Verstappen nie miał zamiaru próbować niemożliwego przeciwko Hamiltonowi

Holender, autor nowego podium dla Red Bull Racing, wspominał swoją ostatnią walkę z Lewisem Hamiltonem.

opublikowany 09/10/2016 à 10:42

Artykuł wstępny

0 Zobacz komentarze)

Verstappen nie miał zamiaru próbować niemożliwego przeciwko Hamiltonowi

Jego szóste podium w sezonie Max Verstappen wygrał go w bardzo dobry sposób, odpierając atak Lewis Hamilton, przy ostatniej szykanie trasy Suzuka.

Autor dobrego startu, widząc, jak po pierwszym zakręcie podąża za Nico Rosbergiem, Verstappen wykorzystał słaby start brytyjskiego kierowcy i obecność Sergio Péreza (Force India) na trzeciej pozycji, aby umocnić się na starcie zawodów na drugim miejscu, po czym zatrzymał się nieco wcześniej w starciu z bezpośrednimi rywalami.
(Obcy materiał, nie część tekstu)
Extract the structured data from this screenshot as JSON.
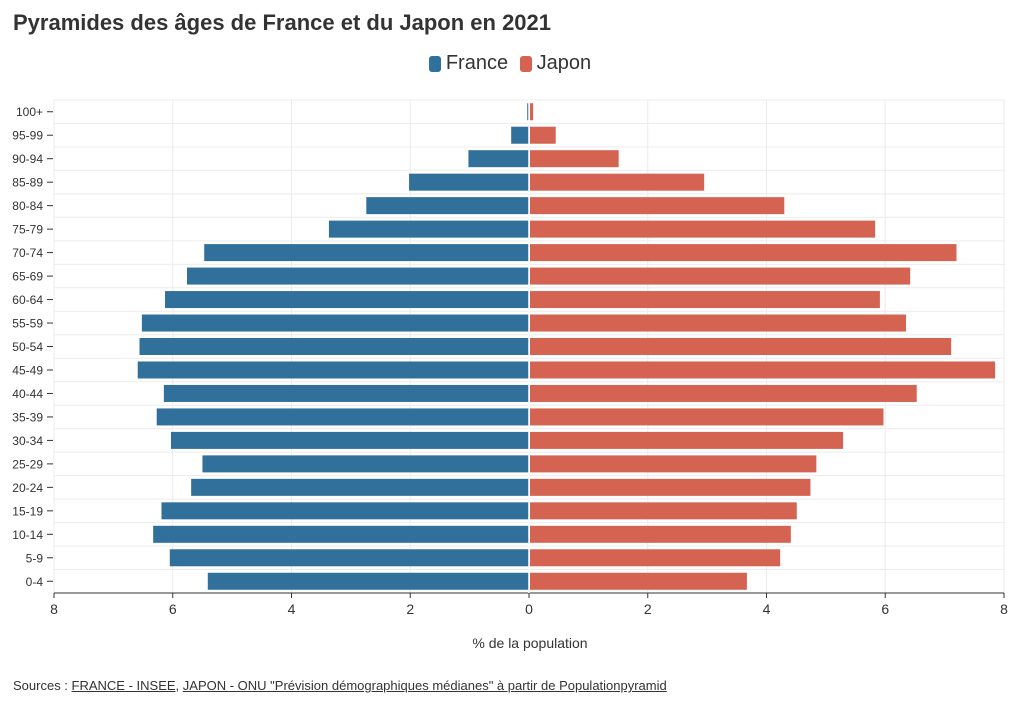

W obliczu powrotu Mercedes W07 Hybrid nr 44 na ostatnim przejeździe zwycięzca Grand Prix Hiszpanii, mimo bardziej zużytych opon w wyniku swojej niecodziennej strategii, nie zadrżał w obliczu ataku Hamiltona.

„Lewis naciskał mocno i mieliśmy małą chwilę w szykanie, ale oczywiście jestem bardzo szczęśliwy, że utrzymałem się na drugiej pozycji”. przyznał Verstappen na konferencji prasowej, po czym skomentował manewr w Sky Sports.

« Nie miałam zamiaru otwierać drzwi i mówić mu, żeby przeszedł. Widziałem, jak się porusza, i gdy tylko go zobaczyłem, zamknąłem drzwi. Myślę, że był na tyle daleko, że mógł zobaczyć, co zamierzam zrobić. »

Jego szef, Christian Horner, również nalegał, aby bronić manewru pilota przed mikrofonem brytyjskiej stacji. „To było stanowcze, ale sprawiedliwe, uważa szef zespołu ds Red Bull Racing. Max nadal był zaangażowany na linii wewnętrznej. Myślę, że wjechał tuż przed strefą hamowania. Był tylko jeden zdecydowany i wewnętrzny ruch. »

Verstappen przyznał też, że nie zamierza dokonywać niemożliwego, znając sytuację Rosberga i Hamiltona w walce o mistrzostwo kierowców. „Wiem, że walczy o mistrzostwo świata, więc oczywiście nie było mowy o robieniu szalonych rzeczy.

W końcu było dobrze. Udało mi się utrzymać opony przy życiu i zająłem drugie miejsce. To oczywiście bardzo dobry wynik dla mnie i myślę, że jest to także jeden z moich najlepszych wyścigów w dotychczasowej historii, ale także dla zespołu, jak sądzę. »

Pełny raport i analizę Grand Prix Japonii, sporządzoną przez naszych specjalnych korespondentów w Suzuka, znajdziesz w numerze 2084 AUTOtygodniowo, dostępny od jutra wieczorem w wersji cyfrowej i od tej środy w kioskach.

0 Zobacz komentarze)

Aby przeczytać także

komentarze

*Przestrzeń zarezerwowana dla zalogowanych użytkowników. Proszę vous connecter aby móc odpowiedzieć lub opublikować komentarz!